Gyurci John 4
4 · MiniMed Group, Inc. · Filed Mar 13, 2026
Research Summary
AI-generated summary of this filing
MiniMed (MMED) VP/Chief Accounting Officer John Gyurci Receives RSU Award
What Happened John Gyurci, Vice President and Chief Accounting Officer of MiniMed Group, Inc. (MMED), was granted 15,322 restricted stock units (RSUs) on March 11, 2026. The grant was a conversion of previously held Medtronic awards into MMED RSUs as part of MMED’s separation from Medtronic. No per-share price or cash value is reported (price = N/A); these are time-vesting equity awards rather than an open-market purchase or sale.
Key Details
- Transaction date (reporting period): March 11, 2026; Form 4 filed March 13, 2026 (timely).
- Transaction type: Award/Grant (code A) — 15,322 MMED RSUs granted.
- Price/Value: N/A (conversion of prior Medtronic awards; no cash purchase).
- Vesting: The RSUs vest in three equal installments on Jan 26, 2027; Jan 26, 2028; and Jan 26, 2029.
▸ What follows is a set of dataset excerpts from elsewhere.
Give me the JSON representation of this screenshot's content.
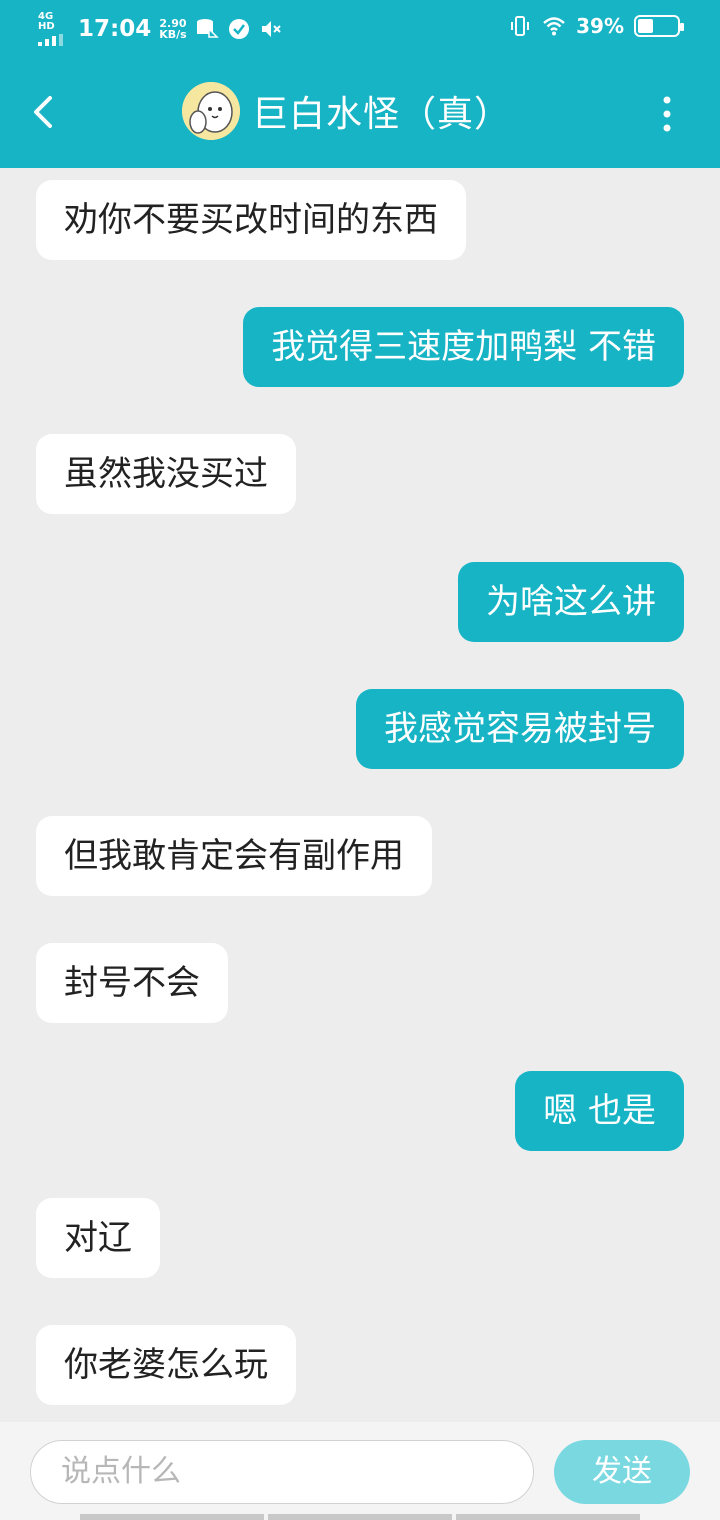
{
  "status_bar": {
    "network": "4G HD",
    "time": "17:04",
    "speed_value": "2.90",
    "speed_unit": "KB/s",
    "battery_percent": "39%",
    "battery_level": 0.39,
    "icons": [
      "signal-icon",
      "data-saver-icon",
      "check-circle-icon",
      "mute-icon",
      "vibrate-icon",
      "wifi-icon",
      "battery-icon"
    ]
  },
  "header": {
    "title": "巨白水怪（真）",
    "back_icon": "chevron-left-icon",
    "menu_icon": "more-vertical-icon",
    "accent_color": "#17b4c5"
  },
  "messages": [
    {
      "side": "left",
      "text": "劝你不要买改时间的东西"
    },
    {
      "side": "right",
      "text": "我觉得三速度加鸭梨 不错"
    },
    {
      "side": "left",
      "text": "虽然我没买过"
    },
    {
      "side": "right",
      "text": "为啥这么讲"
    },
    {
      "side": "right",
      "text": "我感觉容易被封号"
    },
    {
      "side": "left",
      "text": "但我敢肯定会有副作用"
    },
    {
      "side": "left",
      "text": "封号不会"
    },
    {
      "side": "right",
      "text": "嗯 也是"
    },
    {
      "side": "left",
      "text": "对辽"
    },
    {
      "side": "left",
      "text": "你老婆怎么玩"
    }
  ],
  "composer": {
    "placeholder": "说点什么",
    "send_label": "发送"
  }
}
- Conversion mechanics: The Medtronic awards were converted to MMED RSUs under the Employee Matters Agreement and based in part on average Medtronic and MMED closing prices around the separation dates.
- Plan: Grants made under the 2026 MiniMed Group, Inc. Long Term Incentive Plan (LTIP).
- Shares owned after the transaction: Not disclosed in the provided Form 4 details.
- Remarks: Grant resulted from MMED’s separation from Medtronic; these are time-vesting awards, not immediate stock ownership.
Context This filing reflects an equity award conversion tied to a corporate separation, not a purchase or sale. Converted RSUs typically do not represent immediately tradable shares — value and ownership crystallize as the units vest (and may be subject to withholding or other plan terms). Such awards are routine when companies spin off or separate and do not by themselves indicate insider buying or selling intent.
Insider Transaction Report
- Award
Common Stock
[F1][F2][F3][F4]2026-03-11+15,322→ 15,322 total
Footnotes (4)
- [F1]In connection with MMED's separation from Medtronic plc ("Medtronic") effective March 9, 2026 (the "Separation"), as further described in MMED's current report on Form 8-K filed on March 9, 2026, certain restricted stock units and performance share units granted by Medtronic held by the Reporting Person (the "Medtronic Awards") were converted into time-vesting restricted stock units denominated in shares of MMED's common stock ("MMED RSUs") pursuant to the terms of the Employee Matters Agreement, dated as of March 1, 2026, by and between Medtronic Group Holding, Inc. and Kangaroo US HoldCo 2, Inc. (the "EMA").
- [F2]Pursuant to the terms of the EMA, the Medtronic Awards were converted into MMED RSUs based, in part, on (i) the average closing trading price of a Medtronic ordinary share for the last three consecutive trading days ending on March 6, 2026 and (ii) the average closing trading price of a share of MMED common stock for three consecutive trading days starting with and including March 9, 2026 (the "Equity Award Conversion").
- [F3]Represents the grant of MMED RSUs upon the conversion of certain Medtronic Awards held by the Reporting Person pursuant to the Equity Award Conversion. The MMED RSUs were granted pursuant to the 2026 MiniMed Group, Inc. Long Term Incentive Plan (the "LTIP") and vest in three equal installments on January 26, 2027, January 26, 2028, and January 26, 2029.
- [F4]Includes shares to be issued in connection with the vesting of one or more restricted stock units.